– Машенька, я очень занят! – увидев на пороге дочь, всплеснул руками Ширман. – Может быть, подождешь часик-другой?
– Хорошо, – на радость отцу неожиданно согласилась дочь. – Посмотрю на Шпазму, потом съезжу в детское сюр-кафе, а потом вернусь к тебе.
– Замечательно, – кивнул Ширман. – Итак, друзья мои! – Иван Эмильевич обратился ко всем собравшимся в кабинете. – Для начала – приятное, потом – полезное! Начинай! – Ширман щелкнул пальцами топтавшемуся у дверей шуту.
Тот начал с уже традиционной программы. Для начала покосился на Машеньку, но когда Ширман сделал разрешающий жест, прочитал матерный стишок. Затем была включена музыка в стиле СКА, и шут начал отбивать под нее чечетку.
– А где Хрюша? – перекричав музыку и долбление в пол, поинтересовалась Маша.
– Хрюша! – позвал, хлопнув в ладоши, Иван Эмильевич.

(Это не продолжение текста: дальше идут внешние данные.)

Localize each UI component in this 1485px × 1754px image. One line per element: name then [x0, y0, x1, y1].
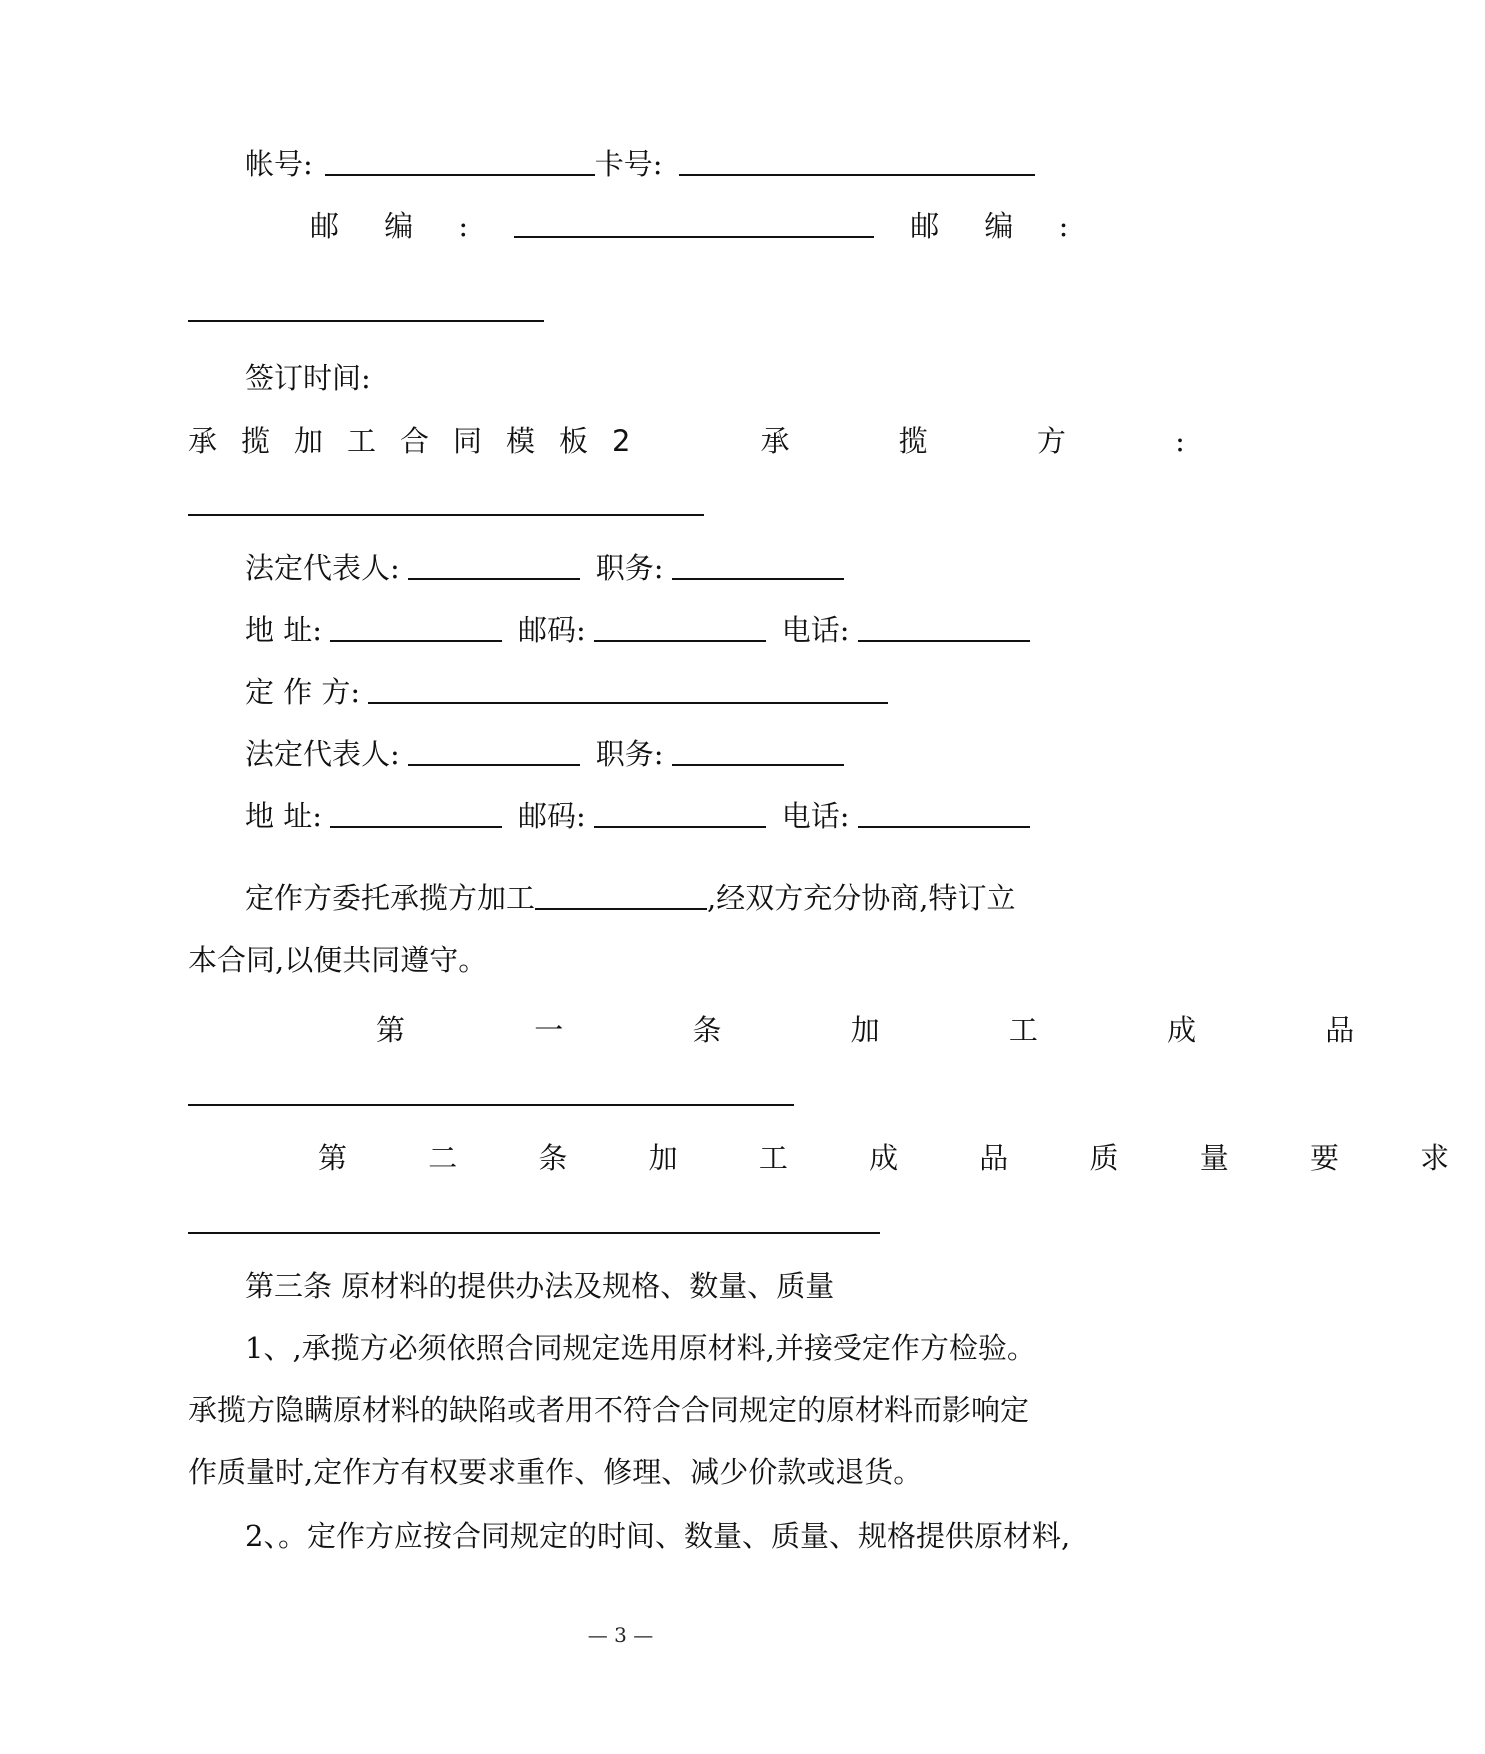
- orderer-blank: [368, 701, 888, 704]
- contractor-label: 承 揽 方 :: [760, 424, 1235, 458]
- party-a-address-label: 地 址:: [245, 613, 322, 647]
- party-b-position-label: 职务:: [595, 737, 664, 771]
- party-a-phone-blank: [858, 639, 1030, 642]
- postcode-left-label: 邮 编 :: [310, 209, 487, 243]
- article-1-heading: 第 一 条 加 工 成 品: [376, 1013, 1415, 1047]
- item-1-line-3: 作质量时,定作方有权要求重作、修理、减少价款或退货。: [188, 1455, 923, 1489]
- postcode-right-blank: [188, 320, 544, 322]
- intro-line-2: 本合同,以便共同遵守。: [188, 943, 488, 977]
- account-line: [245, 144, 1035, 184]
- signing-time: 签订时间:: [245, 361, 371, 395]
- party-b-rep-line: [245, 734, 844, 774]
- party-a-position-blank: [672, 577, 844, 580]
- party-b-position-blank: [672, 763, 844, 766]
- party-b-postcode-blank: [594, 825, 766, 828]
- party-b-legal-rep-label: 法定代表人:: [245, 737, 400, 771]
- party-a-rep-line: [245, 548, 844, 588]
- postcode-line: [310, 206, 1086, 246]
- party-b-legal-rep-blank: [408, 763, 580, 766]
- article-2-heading: 第 二 条 加 工 成 品 质 量 要 求: [318, 1141, 1485, 1175]
- party-b-phone-blank: [858, 825, 1030, 828]
- postcode-left-blank: [514, 235, 874, 238]
- template-title: 承揽加工合同模板: [188, 424, 613, 458]
- party-a-address-blank: [330, 639, 502, 642]
- party-a-phone-label: 电话:: [781, 613, 850, 647]
- contractor-blank: [188, 514, 704, 516]
- account-label: 帐号:: [245, 147, 313, 181]
- template-title-line: [188, 421, 1235, 461]
- item-1-line-2: 承揽方隐瞒原材料的缺陷或者用不符合合同规定的原材料而影响定: [188, 1393, 1030, 1427]
- item-1-line-1: 1、,承揽方必须依照合同规定选用原材料,并接受定作方检验。: [245, 1331, 1036, 1365]
- party-a-postcode-label: 邮码:: [518, 613, 586, 647]
- party-b-phone-label: 电话:: [781, 799, 850, 833]
- account-blank: [325, 173, 595, 176]
- template-number: 2: [612, 424, 631, 458]
- intro-blank: [535, 907, 707, 910]
- orderer-line: [245, 672, 888, 712]
- party-b-address-blank: [330, 825, 502, 828]
- party-a-address-line: [245, 610, 1030, 650]
- orderer-label: 定 作 方:: [245, 675, 361, 709]
- party-a-legal-rep-blank: [408, 577, 580, 580]
- postcode-right-label: 邮 编 :: [910, 209, 1087, 243]
- page-number: — 3 —: [587, 1623, 654, 1647]
- card-label: 卡号:: [594, 147, 663, 181]
- intro-line-1: [245, 878, 1015, 918]
- article-3-heading: 第三条 原材料的提供办法及规格、数量、质量: [245, 1269, 835, 1303]
- party-a-legal-rep-label: 法定代表人:: [245, 551, 400, 585]
- card-blank: [679, 173, 1035, 176]
- party-b-address-line: [245, 796, 1030, 836]
- party-b-postcode-label: 邮码:: [518, 799, 586, 833]
- party-b-address-label: 地 址:: [245, 799, 322, 833]
- item-2-line-1: 2、。定作方应按合同规定的时间、数量、质量、规格提供原材料,: [245, 1519, 1071, 1553]
- article-1-blank: [188, 1104, 794, 1106]
- article-2-blank: [188, 1232, 880, 1234]
- intro-part-1: 定作方委托承揽方加工: [245, 881, 536, 915]
- intro-part-2: ,经双方充分协商,特订立: [707, 881, 1016, 915]
- party-a-postcode-blank: [594, 639, 766, 642]
- party-a-position-label: 职务:: [595, 551, 664, 585]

Музыка тут же смолкла, а шут опустился на четвереньки и буквально врезался носом в ковровую дорожку на полу. Казалось, он готов был разрыть носом его лакированную поверхность. Шут хрюкал и тряс головой так неистово, что один из бубенцов сорвался с колпака и закатился под стол, за которым восседал Иван Эмильевич. Тот, похоже, не обратил на это никакого внимания. Шут же продолжал трясти головой и терзать носом покрытый дорожкой пол.
– Достаточно! – скомандовал, взглянув на часы, Ширман.
Шпазма поднялся с пола, поправил колпак. Однако дочь Ивана Эмильевича желала продолжения.
– Шпазма! Посвинничай еще! – требовательно-капризным тоном произнесла Машенька.
Круглые птичьи глаза Шпазмы умоляюще посмотрели сперва на девочку, потом на ее отца. Видно было, что шут устал.
– Маша, а волшебное слово? – напомнил дочери Иван Эмильевич.
– Шпазма, посвинничай, пожалуйста, еще! – попросила Маша.
При всех изъянах воспитания дочка Ширмана оставалась вежливой девочкой.
«Надо же, моя дочь под стать Александру Исаевичу Солженицыну обогащает великий и могучий русский язык новыми словами! – искренне восхитился дочерью Ширман. – Солженицын придумал глагол „угреться“, а Машенька не менее интересный глагол „посвинничать“... Любого мальчика, любого мужика ей куплю, какого в скором времени захочет...»
Шут вновь присел на четвереньки, захрюкал, уже в который раз стал носом рыть бархатную ковровую дорожку.
– Машенька, Шпазме надо отдохнуть! – урезонил дочь Иван Эмильевич. – Ему в ближайшее время предстоит сложная хирургическая операция.
Маша раскрыла рот, а шут перестал рыть ковровую дорожку и с опасением, снизу вверх посмотрел на Ширмана. Про хирургическую операцию он слышал впервые.
– Какая операция? – спросила наконец Машенька.
– Липосакция, – ответил Ширман. – Знаешь, что это такое?